The story_recommender
job is triggered by a sensor, which detects when both of its input tables have been updated.
The dbt_metrics
job is triggered by a different sensor, which will fire a run whenever hacker_news_api_download
finishes.
Each job uses resources, which allows data to be read from and written to different locations based on the environment.
To allow the sensors and schedules to work, the dagster daemon needs to be enabled:
conda activate dagster-asset-demo
dagster-daemon run
Once it is enabled, you will observe a green stopwatch icon around any scheduled job with an active schedule. As
As we set the DefaultScheduleStatus
to RUNNING
using:
schedule_from_partitions(download_local_job, default_status=DefaultScheduleStatus.RUNNING)
No further manual action is necessary to enable the sensor after loading the job into dagit.
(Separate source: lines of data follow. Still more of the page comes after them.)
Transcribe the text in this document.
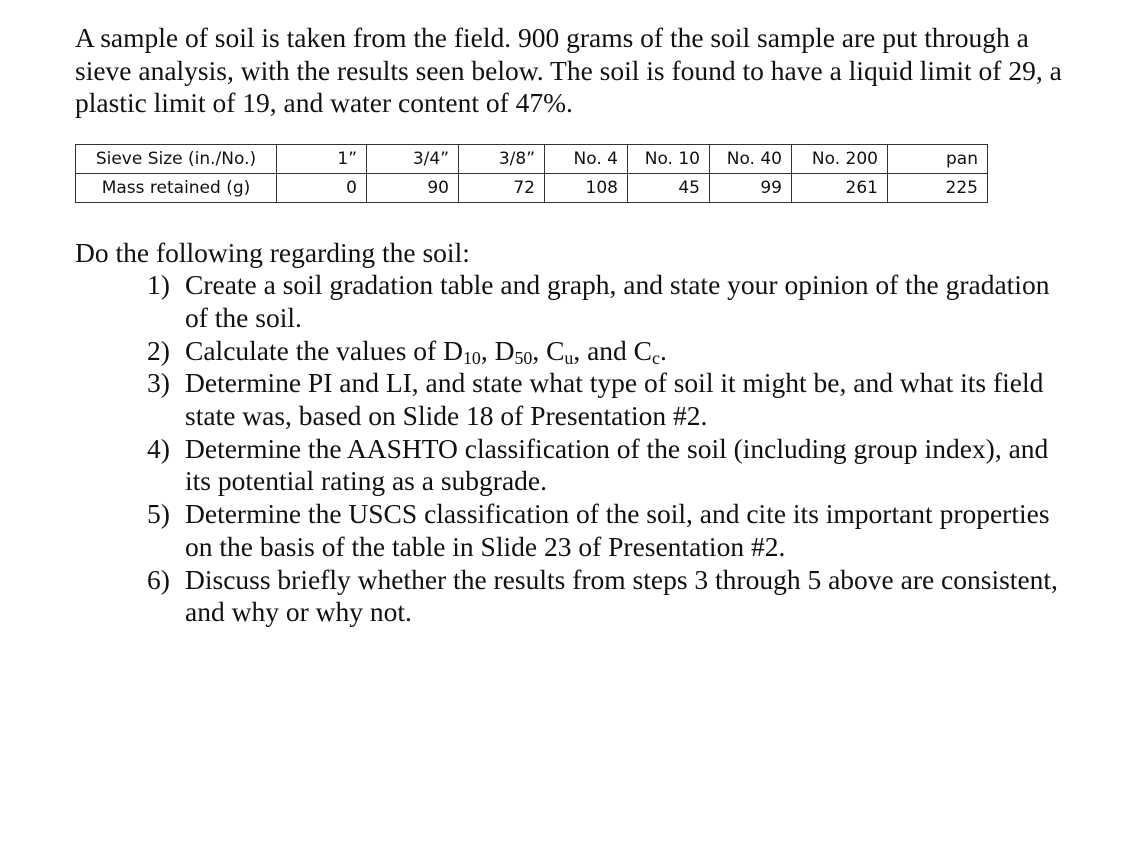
A sample of soil is taken from the field. 900 grams of the soil sample are put through a sieve analysis, with the results seen below. The soil is found to have a liquid limit of 29, a plastic limit of 19, and water content of 47%.

Sieve Size (in./No.)	1”	3/4”	3/8”	No. 4	No. 10	No. 40	No. 200	pan
Mass retained (g)	0	90	72	108	45	99	261	225

Do the following regarding the soil:

1) Create a soil gradation table and graph, and state your opinion of the gradation of the soil.
2) Calculate the values of $D_{10}$, $D_{50}$, $C_u$, and $C_c$.
3) Determine PI and LI, and state what type of soil it might be, and what its field state was, based on Slide 18 of Presentation #2.
4) Determine the AASHTO classification of the soil (including group index), and its potential rating as a subgrade.
5) Determine the USCS classification of the soil, and cite its important properties on the basis of the table in Slide 23 of Presentation #2.
6) Discuss briefly whether the results from steps 3 through 5 above are consistent, and why or why not.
Furthermore, the overall asset graph can be viewed in unison: Even though the HN example use case is split into three jobs utilizing a variety of tools (DBT,DuckDB, python-based machine learning) it is still possible to view the overall data dependencies (lineage) on a single pane of glass:
After executing the graph (by waiting for the sensor to trigger once per hour) or by executing a couple of backfills, various materialization statistics are collected and directly visualized in the dagit UI:
Furthermore: Once a running materialization is in-flight you can directly observe the structured logging capability of dagster:
Logs for any specific step of the pipeline can be filtered interactively:
Furthermore note that DBT by itself can genrate documentation:
https://docs.getdbt.com/docs/building-a-dbt-project/documentation about the lineage of ots graph using: dbt docks generate
and dbt docks serve
.
Summary
Dagster improves the quality of data pipelines by catering towards the separation of business logic and IO. Therefore the various dependencies to external or perhaps costly systems can be removed and the testability of data pipelines increases dramatically. Furthermore, this allows the data developer - similar to a software developer to gain instant feedback on the changes of one component in the data pipeline - and the impact on other downstream components.